SELECT { ?mammal a ex:Mammal;
                 fts:match "timmy" }

Predefined elements

It may be desirable for the ontology to offer predefined elements of a certain class, which can then be used by the endpoint.

ex:self a ex:Mammal.

Usage does not differ in use from the elements of that same class that could be inserted in the endpoint.

INSERT DATA { ex:self ex:pets <cat> .
              <cat> ex:pets ex:self }

Updating an ontology

As software evolves, sometimes changes in the ontology are unavoidable. Tracker can transparently handle certain ontology changes on existing databases.

  1. Adding a class.
  2. Removing a class. All resources will be removed from this class, and all related properties will disappear.
  3. Adding a property.
  4. Removing a property. The property will disappear from all elements pertaining to the class in domain of the property.
  5. Changing rdfs:range of a property. The following conversions are allowed:

    • xsd:integer to xsd:bool, xsd:double and xsd:string
    • xsd:double to xsd:bool, xsd:integer and xsd:string
    • xsd:string to xsd:bool, xsd:integer and xsd:double
  6. Adding and removing nrl:domainIndex from a class.

  7. Adding and removing nrl:fulltextIndexed from a property.
  8. Changing the nrl:weight on a property.
  9. Removing nrl:maxCardinality from a property.

However, there are certain ontology changes that Tracker will find incompatible. Either because they are incoherent or resulting into situations where it can not deterministically satisfy the change in the stored data. Tracker will error out and refuse to do any data changes in these situations:

  • Properties with rdfs:range being xsd:bool, xsd:date, xsd:dateTime, or any other custom class are not convertible. Only conversions covered in the list above are accepted.
  • You can not add rdfs:subClassOf in classes that are not being newly added. You can not remove rdfs:subClassOf from classes. The only allowed change to rdfs:subClassOf is to correct subclasses when deleting a class, so they point a common superclass.
  • You can not add rdfs:subPropertyOf to properties that are not being newly added.
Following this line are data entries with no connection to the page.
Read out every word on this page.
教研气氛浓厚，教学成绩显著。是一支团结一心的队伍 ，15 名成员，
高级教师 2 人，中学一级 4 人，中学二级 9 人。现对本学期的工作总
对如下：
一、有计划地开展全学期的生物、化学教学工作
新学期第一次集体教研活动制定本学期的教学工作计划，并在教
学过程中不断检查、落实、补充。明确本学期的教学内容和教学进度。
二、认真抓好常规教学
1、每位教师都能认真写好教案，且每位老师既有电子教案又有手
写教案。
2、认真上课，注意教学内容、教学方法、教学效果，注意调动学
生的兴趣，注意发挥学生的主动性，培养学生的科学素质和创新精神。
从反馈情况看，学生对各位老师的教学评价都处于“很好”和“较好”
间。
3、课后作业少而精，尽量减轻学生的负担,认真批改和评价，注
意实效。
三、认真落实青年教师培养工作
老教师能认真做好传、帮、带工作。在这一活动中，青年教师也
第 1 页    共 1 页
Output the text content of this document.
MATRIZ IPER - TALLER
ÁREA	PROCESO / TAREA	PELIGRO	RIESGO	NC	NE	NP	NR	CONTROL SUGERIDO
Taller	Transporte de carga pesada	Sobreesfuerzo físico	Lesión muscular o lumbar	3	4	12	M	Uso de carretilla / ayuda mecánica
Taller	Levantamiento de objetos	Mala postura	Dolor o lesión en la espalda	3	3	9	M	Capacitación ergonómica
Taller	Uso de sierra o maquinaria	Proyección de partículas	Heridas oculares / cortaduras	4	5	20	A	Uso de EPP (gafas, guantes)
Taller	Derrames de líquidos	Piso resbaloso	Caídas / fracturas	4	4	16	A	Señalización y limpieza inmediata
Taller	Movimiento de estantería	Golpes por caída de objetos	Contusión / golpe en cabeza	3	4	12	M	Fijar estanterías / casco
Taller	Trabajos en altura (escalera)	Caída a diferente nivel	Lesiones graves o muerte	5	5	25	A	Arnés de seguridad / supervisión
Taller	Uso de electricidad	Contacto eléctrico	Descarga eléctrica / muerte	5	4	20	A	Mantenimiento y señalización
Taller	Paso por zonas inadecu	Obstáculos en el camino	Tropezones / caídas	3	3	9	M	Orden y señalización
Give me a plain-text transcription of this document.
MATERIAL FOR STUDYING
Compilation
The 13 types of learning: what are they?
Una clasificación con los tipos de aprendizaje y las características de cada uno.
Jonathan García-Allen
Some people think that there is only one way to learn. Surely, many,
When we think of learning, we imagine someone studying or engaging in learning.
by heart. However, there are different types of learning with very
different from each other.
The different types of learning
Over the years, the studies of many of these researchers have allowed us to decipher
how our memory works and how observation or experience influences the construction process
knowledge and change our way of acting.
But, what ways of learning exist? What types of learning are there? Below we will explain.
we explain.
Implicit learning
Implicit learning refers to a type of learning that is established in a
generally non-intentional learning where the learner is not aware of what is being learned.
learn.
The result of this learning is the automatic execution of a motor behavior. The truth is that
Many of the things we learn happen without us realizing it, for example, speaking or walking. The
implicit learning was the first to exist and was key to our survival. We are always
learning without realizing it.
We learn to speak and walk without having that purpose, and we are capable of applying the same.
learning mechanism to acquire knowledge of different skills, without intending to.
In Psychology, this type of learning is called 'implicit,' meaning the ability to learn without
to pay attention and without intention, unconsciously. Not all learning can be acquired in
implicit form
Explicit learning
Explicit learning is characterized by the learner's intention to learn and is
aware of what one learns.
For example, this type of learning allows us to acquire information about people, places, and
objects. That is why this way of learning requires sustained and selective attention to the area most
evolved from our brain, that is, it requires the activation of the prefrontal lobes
You can not change an existing rdfs:subPropertyOf unless it is made to point to a common superproperty. You can however remove rdfs:subPropertyOf from non-new properties.
  • Properties can not move across classes, thus any change in rdfs:domain is forbidden.
  • You can not add nrl:maxCardinality restrictions on properties that are not being newly added.
  • You can not add nor remove nrl:InverseFunctionalProperty from a property that is not being newly added.

The recommendation to bypass these situations is the same for all, use different property and class names and use SPARQL to manually migrate the old data to the new format if necessary.

High level code is in a better position to solve the possible incoherences (e.g. picking a single value if a property changes from multiple values to single value). After the manual data migration has been completed, the old classes and properties can be dropped.

Once changes are made, the nrl:lastModified value should be updated so Tracker knows to reprocess the ontology.